McMichael repeatedly told jurors that he had probable cause to believe Arbery was a burglar because he saw him on neighbor Larry English’s property days before the shooting. English had previously alerted neighbors that people had been entering his home under construction. On Feb. 11, McMichael said Arbery appeared to reach into his pants, leading him to believe he was armed.
McMichael said he believed Arbery may have broken in the day of the shooting.
“That was the person I assumed that was committing the crime,” he said Thursday. “The probable cause was him.”
‘Hot spots of division’: Rittenhouse case, Arbery death trial reflect deepening political and racial divides
He agreed with Dunikoski that he didn’t know who had stolen items from English’s property.
“But I had a probability,” he said.
One witness, Brook Perez, also told jurors English had called her husband multiple times about people entering his unsecured construction site. Perez recalled she seeing Travis and Greg McMichael outside English’s home on Feb. 11 and seeing Travis covered in blood and pacing on the day of the shooting.

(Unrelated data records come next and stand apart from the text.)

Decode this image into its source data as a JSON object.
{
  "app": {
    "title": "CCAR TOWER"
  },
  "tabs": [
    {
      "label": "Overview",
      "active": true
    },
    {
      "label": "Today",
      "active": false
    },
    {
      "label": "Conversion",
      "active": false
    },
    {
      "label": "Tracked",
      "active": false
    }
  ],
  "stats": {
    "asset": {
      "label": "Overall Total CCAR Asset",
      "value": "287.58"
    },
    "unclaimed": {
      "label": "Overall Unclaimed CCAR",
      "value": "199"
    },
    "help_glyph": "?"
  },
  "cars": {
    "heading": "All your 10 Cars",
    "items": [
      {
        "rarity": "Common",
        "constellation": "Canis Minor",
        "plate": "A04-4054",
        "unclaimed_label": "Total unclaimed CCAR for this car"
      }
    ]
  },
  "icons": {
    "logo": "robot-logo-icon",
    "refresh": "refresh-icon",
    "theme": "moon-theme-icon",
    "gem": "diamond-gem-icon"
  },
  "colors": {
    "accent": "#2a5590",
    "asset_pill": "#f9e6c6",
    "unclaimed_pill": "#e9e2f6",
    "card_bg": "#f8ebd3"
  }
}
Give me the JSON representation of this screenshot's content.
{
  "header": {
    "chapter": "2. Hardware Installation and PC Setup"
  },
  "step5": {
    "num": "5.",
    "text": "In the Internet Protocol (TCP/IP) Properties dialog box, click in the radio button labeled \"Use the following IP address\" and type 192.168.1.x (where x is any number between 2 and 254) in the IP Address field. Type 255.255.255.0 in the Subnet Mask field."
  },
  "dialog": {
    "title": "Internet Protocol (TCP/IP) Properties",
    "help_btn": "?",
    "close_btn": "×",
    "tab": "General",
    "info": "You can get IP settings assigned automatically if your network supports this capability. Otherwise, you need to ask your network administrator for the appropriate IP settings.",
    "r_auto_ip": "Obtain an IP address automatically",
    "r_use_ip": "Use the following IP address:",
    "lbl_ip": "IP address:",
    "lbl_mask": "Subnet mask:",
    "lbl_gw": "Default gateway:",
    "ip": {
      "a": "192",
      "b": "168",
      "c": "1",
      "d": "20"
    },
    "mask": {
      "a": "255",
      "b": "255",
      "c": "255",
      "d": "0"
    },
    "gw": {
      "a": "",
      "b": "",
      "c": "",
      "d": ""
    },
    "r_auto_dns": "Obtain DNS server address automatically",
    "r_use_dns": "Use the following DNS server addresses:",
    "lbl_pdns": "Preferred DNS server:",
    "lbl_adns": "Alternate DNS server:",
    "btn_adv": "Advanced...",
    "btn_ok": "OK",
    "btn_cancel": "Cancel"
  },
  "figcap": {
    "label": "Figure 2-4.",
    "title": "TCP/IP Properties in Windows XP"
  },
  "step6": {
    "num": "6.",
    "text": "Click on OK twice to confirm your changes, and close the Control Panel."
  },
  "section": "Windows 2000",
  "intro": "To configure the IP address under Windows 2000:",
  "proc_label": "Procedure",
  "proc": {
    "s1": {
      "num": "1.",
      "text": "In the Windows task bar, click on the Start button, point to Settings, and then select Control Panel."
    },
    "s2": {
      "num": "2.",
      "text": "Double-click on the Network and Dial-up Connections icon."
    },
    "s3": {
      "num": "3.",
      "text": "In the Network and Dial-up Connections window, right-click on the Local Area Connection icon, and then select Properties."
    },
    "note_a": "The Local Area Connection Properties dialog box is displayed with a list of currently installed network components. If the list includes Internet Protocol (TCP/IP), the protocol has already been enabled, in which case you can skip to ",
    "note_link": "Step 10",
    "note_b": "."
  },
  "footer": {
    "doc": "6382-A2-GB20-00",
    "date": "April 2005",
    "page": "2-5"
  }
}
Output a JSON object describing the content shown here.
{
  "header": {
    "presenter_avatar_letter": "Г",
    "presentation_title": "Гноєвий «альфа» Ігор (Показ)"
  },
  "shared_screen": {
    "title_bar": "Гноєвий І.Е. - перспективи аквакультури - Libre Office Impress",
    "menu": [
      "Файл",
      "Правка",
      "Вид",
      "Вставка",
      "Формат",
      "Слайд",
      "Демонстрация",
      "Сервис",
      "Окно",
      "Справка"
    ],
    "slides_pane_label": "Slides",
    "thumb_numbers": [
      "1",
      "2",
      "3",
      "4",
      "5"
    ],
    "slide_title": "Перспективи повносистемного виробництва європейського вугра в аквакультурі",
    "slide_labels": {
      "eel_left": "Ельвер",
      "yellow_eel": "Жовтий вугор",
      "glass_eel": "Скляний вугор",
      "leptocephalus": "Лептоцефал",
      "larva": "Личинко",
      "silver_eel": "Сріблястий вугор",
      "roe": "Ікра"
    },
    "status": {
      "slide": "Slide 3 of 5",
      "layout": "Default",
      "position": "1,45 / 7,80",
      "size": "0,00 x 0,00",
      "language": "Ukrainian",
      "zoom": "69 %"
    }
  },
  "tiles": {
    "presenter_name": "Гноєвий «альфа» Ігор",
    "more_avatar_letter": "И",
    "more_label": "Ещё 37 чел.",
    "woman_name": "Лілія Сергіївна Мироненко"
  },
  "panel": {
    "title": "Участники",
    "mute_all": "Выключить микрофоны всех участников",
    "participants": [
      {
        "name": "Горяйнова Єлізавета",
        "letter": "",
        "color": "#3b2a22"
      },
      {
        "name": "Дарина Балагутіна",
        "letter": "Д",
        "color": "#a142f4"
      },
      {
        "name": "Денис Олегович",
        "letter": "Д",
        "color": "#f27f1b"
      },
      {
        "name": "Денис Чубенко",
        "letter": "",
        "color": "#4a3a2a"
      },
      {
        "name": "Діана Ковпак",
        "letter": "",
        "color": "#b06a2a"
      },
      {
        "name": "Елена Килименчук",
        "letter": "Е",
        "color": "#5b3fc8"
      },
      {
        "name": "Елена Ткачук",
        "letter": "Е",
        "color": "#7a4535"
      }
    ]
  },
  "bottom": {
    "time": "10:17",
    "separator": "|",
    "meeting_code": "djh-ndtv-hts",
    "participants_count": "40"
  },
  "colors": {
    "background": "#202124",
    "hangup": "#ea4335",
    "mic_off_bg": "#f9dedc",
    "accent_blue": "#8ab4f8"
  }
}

Jurors also heard from six Satilla Shores residents who testified about crime in the neighborhood and Facebook pages they used to share information about it, supporting the defense’s argument that the neighborhood was “on edge” prior to Arbery’s shooting.
Meanwhile outside the courthouse on Thursday, a large group of Black pastors rallied to support Arbery’s family.
Kevin Gough, who represents Bryan, has repeatedly taken issue with the presence of high profile pastors in the courtroom, including the Revs. Al Sharpton and Jesse Jackson.
Jackson clasped both Marcus Arbery’s and Wanda Cooper Jones’ hands as prosecutors again played cellphone video of their son being fatally shot.